Diesen Grundsatz, dass ein mit Planungsarbeiten hinsichtlich eines öffentlichen
Auftrags befasstes Unternehmen zur Einreichung eines Teilnahmeantrags berechtigt ist,
leitet der Gerichtshof aus dem Gleichbehandlungsgrundsatz, dem
Diskriminierungsverbot und dem Verhältnismäßigkeitsprinzip sowie insbesondere aus
Art. 3 Abs. 2 der Richtlinie 92/50 EWG des Rates vom 18. September 1992 ab.

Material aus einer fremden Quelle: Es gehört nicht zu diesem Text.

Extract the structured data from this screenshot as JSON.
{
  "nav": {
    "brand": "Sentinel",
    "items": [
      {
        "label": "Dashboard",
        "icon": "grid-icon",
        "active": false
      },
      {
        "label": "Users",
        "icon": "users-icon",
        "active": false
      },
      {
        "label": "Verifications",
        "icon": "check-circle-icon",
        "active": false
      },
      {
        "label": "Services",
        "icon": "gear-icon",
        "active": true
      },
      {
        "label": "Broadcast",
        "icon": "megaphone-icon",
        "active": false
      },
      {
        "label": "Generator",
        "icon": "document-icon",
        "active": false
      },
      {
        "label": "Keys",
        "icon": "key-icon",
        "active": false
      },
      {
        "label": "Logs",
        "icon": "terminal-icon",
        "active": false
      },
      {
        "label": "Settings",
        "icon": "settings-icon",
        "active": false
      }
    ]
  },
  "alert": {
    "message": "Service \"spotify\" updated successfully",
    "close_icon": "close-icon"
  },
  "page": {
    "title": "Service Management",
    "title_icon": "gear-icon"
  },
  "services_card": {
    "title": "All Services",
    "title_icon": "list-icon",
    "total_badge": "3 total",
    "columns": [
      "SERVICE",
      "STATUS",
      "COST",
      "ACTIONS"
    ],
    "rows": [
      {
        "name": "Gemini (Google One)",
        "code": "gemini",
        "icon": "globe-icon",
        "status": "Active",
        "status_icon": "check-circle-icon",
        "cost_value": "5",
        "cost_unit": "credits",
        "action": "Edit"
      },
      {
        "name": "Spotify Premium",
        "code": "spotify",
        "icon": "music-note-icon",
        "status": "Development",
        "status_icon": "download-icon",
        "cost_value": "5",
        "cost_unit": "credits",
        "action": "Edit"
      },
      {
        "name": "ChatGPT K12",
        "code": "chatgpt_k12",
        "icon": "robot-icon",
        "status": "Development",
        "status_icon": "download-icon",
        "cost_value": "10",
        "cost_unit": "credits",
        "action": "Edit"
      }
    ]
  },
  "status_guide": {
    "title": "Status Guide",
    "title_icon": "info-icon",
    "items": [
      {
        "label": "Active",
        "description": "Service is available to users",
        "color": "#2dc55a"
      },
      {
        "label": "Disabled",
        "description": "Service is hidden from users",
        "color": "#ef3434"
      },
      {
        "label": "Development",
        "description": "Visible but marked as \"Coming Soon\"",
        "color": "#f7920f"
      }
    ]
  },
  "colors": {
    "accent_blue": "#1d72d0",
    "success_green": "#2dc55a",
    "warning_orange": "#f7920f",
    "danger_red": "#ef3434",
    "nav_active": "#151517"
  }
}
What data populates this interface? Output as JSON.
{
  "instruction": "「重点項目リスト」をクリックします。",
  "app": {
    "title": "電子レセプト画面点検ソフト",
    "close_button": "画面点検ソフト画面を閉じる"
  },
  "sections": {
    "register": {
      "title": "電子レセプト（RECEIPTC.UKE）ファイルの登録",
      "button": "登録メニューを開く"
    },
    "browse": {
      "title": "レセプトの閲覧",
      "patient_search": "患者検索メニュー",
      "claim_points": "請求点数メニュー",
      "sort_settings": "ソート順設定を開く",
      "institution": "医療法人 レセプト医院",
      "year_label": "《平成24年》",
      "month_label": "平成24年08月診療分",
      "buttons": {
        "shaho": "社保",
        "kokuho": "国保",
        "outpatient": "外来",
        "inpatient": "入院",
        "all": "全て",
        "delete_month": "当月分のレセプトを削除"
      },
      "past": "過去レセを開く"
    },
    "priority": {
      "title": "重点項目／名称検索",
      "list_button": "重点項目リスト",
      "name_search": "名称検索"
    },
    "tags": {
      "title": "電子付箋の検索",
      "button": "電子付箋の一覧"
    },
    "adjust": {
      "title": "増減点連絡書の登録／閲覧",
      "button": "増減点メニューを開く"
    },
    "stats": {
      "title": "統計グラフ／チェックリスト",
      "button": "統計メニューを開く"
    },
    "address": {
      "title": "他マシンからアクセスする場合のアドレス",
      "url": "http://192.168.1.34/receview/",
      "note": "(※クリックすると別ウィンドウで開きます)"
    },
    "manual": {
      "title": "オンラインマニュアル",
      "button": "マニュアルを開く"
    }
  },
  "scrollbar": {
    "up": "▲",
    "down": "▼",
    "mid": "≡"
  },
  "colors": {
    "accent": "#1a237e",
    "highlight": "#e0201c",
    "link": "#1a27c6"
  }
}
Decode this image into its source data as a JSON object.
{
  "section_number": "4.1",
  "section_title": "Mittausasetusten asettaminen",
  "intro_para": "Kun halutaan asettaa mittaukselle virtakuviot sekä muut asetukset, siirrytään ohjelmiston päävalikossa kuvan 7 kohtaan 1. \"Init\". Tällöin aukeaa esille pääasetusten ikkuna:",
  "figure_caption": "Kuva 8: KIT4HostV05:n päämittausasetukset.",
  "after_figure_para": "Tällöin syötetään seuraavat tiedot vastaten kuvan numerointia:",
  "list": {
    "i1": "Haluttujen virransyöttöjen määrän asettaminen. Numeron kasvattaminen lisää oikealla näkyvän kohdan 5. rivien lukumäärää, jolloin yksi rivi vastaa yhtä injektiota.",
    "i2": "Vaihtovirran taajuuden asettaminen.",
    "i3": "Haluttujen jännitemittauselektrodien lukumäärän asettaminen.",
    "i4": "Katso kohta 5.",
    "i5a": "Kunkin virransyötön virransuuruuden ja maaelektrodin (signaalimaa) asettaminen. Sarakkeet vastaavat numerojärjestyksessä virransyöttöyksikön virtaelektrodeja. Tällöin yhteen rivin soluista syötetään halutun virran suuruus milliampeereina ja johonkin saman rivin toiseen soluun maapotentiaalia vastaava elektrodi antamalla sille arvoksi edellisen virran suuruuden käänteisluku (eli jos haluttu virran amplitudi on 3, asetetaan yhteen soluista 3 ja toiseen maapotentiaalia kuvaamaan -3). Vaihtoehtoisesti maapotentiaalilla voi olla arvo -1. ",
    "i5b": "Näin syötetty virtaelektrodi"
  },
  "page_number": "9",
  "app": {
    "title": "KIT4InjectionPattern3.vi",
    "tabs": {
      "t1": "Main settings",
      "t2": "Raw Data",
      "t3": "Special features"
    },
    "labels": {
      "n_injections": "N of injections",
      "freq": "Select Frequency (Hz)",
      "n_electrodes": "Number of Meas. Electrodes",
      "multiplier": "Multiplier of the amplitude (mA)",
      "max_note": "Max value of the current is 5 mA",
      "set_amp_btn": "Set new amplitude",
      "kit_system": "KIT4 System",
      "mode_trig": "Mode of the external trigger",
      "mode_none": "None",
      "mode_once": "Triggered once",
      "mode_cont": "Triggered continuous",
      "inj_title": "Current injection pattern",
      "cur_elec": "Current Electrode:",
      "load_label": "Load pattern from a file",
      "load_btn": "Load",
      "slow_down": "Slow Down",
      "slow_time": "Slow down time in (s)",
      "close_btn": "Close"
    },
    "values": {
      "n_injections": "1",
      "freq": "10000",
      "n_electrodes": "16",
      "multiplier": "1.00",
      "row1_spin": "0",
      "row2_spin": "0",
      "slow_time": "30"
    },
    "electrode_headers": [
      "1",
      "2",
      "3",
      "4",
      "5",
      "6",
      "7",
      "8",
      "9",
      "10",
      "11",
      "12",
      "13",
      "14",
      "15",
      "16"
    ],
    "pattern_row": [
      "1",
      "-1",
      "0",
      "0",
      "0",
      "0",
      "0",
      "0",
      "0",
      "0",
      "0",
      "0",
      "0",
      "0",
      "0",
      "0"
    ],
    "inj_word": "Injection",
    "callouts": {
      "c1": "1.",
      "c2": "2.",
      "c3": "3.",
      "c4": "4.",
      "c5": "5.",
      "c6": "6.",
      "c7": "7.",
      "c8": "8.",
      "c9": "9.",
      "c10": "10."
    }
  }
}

Dieser
Rechtsgrundsatz gilt - in richtlinienkonformer Auslegung des § 4 Abs. 3 VOF - auch in
einem Auslobungsverfahren nach der Verdingungsordnung für freiberufliche Leistungen
(VOF), das die Vergabe von Leistungen, die im Rahmen einer freiberuflichen Tätigkeit
erbracht werden, zum Gegenstand hat. Die VOF setzt die Richtlinie 92/50 EWG des
Rates um. Die Gründe, die für den im Einzelfall in Betracht kommenden Ausschluss
eines Unternehmens aus dem Wettbewerb sprechen könnten, bestehen auch in einem
Auslobungsverfahren nach der VOF darin, dass wegen des aus den vorbereitenden
Planungsarbeiten erlangten Informationsvorsprungs die Gefahr einer Begünstigung des
Angebots des planenden Unternehmens - oder des mit ihm verbundenen Unternehmens
- im Auslobungsverfahren bestehen kann bzw. das planende Unternehmen
möglicherweise unbeabsichtigt versuchen kann, die Bedingungen für den öffentlichen
Auftrag in seinem Sinn günstig zu beeinflussen. Im Streitfall kommt nur die erstgenannte
Fallgruppe in Betracht.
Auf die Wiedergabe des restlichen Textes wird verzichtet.